«Ricetta obbligata per lo sviluppo tenendo il bilancio in pareggio»

RomaA sorpresa, Mario Draghi fa il suo ingresso nei saloni di palazzo Koch tenendo sottobraccio un suo illustre predecessore, Carlo Azeglio Ciampi. Passato e presente della Banca d’Italia insieme per le ultime considerazioni finali del governatore in procinto di trasferirsi a Francoforte, alla guida della Bce. Alla politica, alle banche, agli imprenditori e ai sindacati, Draghi lascia diciannove cartelle in cui sintetizza le cose da fare perchè il Paese possa crescere ancora. E cita Cavour: «Il risorgimento politico di una nazione non va mai disgiunto dal suo risorgimento economico».
L’Italia deve dunque tornare a crescere. Ma come? É indispensabile, intanto, raggiungere il pareggio di bilancio: Draghi condivide l’obiettivo del pareggio nel 2014, così come l’anticipo a giugno della manovra 2013-2014 annunciato da Giulio Tremonti. Ma dal ministro dell’Economia lo separa il metodo dei tagli di spesa: «no» ai tagli lineari a tutte le voci di bilancio, che impediscono di allocare le risorse dove sono più necessarie. Occorre al contrario quella che in gergo si chiama spending review, l’esame voce per voce dei capitoli di bilancio, «commisurando gli stanziamenti agli obiettivi di oggi, indipendentemente dalla spesa del passato». Andrebbero poi ridotte «in misura significativa» le aliquote fiscali «elevate» a carico dei lavoratori dipendenti e delle imprese, compensando il minor gettito con ulteriori recuperi di evasione fiscale «in aggiunta a quelli, veramente apprezzabili, che l’amministrazione fiscale ha recentemente conseguito». Draghi sostiene la bontà di una manovra «tempestiva, strutturale, credibile agli occhi degli investitori internazionali, orientata alla crescita». E ricorda che il federalismo fiscale può aiutare, ma a due condizioni: che i nuovi tributi locali non si sommino a quelli nazionali (che invece vanno ridotti); e che si preveda un «controllo di legalità» sugli enti ai quali il federalismo affida ampie responsabilità di spesa.
Il sistema Italia non si è ancora adeguato alla globalizzazione.

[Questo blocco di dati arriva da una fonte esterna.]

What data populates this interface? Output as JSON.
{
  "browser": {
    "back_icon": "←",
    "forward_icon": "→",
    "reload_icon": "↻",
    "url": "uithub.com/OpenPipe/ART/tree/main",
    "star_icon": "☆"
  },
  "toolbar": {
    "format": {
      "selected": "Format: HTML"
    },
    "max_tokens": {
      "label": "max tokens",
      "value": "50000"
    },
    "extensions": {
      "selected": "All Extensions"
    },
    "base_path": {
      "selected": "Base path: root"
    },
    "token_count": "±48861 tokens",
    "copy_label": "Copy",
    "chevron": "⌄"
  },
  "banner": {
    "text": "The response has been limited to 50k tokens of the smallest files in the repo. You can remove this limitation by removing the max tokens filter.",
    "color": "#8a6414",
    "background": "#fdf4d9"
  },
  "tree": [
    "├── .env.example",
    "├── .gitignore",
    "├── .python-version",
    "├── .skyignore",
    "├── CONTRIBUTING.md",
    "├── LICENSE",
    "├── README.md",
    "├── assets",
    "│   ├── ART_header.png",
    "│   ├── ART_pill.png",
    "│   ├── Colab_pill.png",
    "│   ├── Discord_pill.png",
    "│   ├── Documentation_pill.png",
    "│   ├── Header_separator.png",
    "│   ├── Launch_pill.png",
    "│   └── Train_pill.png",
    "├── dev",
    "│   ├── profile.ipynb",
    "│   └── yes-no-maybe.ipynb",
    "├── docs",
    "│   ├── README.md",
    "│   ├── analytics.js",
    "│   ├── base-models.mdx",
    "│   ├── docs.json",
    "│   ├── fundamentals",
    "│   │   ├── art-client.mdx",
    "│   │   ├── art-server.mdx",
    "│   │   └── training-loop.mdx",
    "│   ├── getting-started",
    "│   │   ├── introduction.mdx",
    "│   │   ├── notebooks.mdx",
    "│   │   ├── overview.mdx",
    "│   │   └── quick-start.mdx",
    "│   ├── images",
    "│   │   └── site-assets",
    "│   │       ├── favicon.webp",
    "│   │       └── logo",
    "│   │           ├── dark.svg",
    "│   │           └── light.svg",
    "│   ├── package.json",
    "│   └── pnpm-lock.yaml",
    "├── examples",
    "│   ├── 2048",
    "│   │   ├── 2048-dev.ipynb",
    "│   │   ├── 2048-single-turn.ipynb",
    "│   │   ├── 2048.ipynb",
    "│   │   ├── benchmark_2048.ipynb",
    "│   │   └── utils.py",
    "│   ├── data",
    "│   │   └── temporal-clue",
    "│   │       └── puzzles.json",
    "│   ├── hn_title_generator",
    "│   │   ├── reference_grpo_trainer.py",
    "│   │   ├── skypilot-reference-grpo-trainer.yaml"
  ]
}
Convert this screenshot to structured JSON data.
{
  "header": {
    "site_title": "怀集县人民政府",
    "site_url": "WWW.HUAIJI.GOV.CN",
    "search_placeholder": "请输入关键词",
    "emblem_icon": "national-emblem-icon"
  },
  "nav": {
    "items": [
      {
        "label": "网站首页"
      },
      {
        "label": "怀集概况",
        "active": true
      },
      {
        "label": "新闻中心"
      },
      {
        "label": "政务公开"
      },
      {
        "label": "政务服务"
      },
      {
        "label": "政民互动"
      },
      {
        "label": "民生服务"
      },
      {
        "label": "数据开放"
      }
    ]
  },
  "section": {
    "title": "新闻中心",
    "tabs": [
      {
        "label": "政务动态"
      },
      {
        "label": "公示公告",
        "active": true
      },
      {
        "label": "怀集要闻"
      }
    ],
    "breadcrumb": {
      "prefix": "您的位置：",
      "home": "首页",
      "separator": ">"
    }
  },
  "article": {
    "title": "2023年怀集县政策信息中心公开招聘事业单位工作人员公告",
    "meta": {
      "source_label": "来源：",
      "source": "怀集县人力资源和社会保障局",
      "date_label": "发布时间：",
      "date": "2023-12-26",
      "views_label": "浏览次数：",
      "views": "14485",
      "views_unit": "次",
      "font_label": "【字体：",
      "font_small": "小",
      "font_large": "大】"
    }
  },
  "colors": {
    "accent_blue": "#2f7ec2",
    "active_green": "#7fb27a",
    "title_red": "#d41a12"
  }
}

Per la crescita il governatore uscente indica otto priorità, che vanno dall’efficienza della giustizia civile (che costa da sola la perdita di un punto di Pil) al sistema dell’istruzione; dalla maggiore concorrenza alle infrastrutture (i progetti finanziati dall’Europa vengono eseguiti in tempi doppi rispetto ai programmi, e i costi finali eccedono i preventivi del 40%); da un riequilibrio della flessibilità nel lavoro, oggi concentrato sui giovani, al rafforzamento della contrattazione aziendale; dalla maggiore partecipazione al lavoro delle donne al sostegno sufficiente per chi perde l’occupazione. «Le riforme compiute in tempo - ancora una citazione cavouriana - invece di indebolire l’autorità, la rafforzano».
Fra pochi mesi Draghi si trasferirà nell’Eurotower di Francoforte, e così non può non analizzare quanto sta succedendo in Europa: «L’Unione economica e monetaria si trova di fronte alla prova più difficile dalla sua creazione». Per uscirne «non esistono scorciatotie»: la risposta alla crisi del debito sta innanzitutto nelle politiche nazionali, oltre che nell’aiuto europeo. A sua volta, la Bce ha il compito di assicurare la stabilità dei prezzi, e la stabilità monetaria è il suo fondamentale contributo alla crescita: «Le future decisioni di politica monetaria - quelle che Draghi prenderà insieme agli altri governatori a Francoforte - saranno sempre guidate da questo obiettivo primario». Una frase che potrebbe esser stata scritta in tedesco, e poi tradotta.


L’Italia, è la conclusione di Draghi, si trova in una situazione migliore rispetto al passato: le contrapposizioni antiche sono venute meno, e si riscontra una «inedita condivisione» della diagnosi sui problemi della nostra economia. Il declino «non è ineluttabile».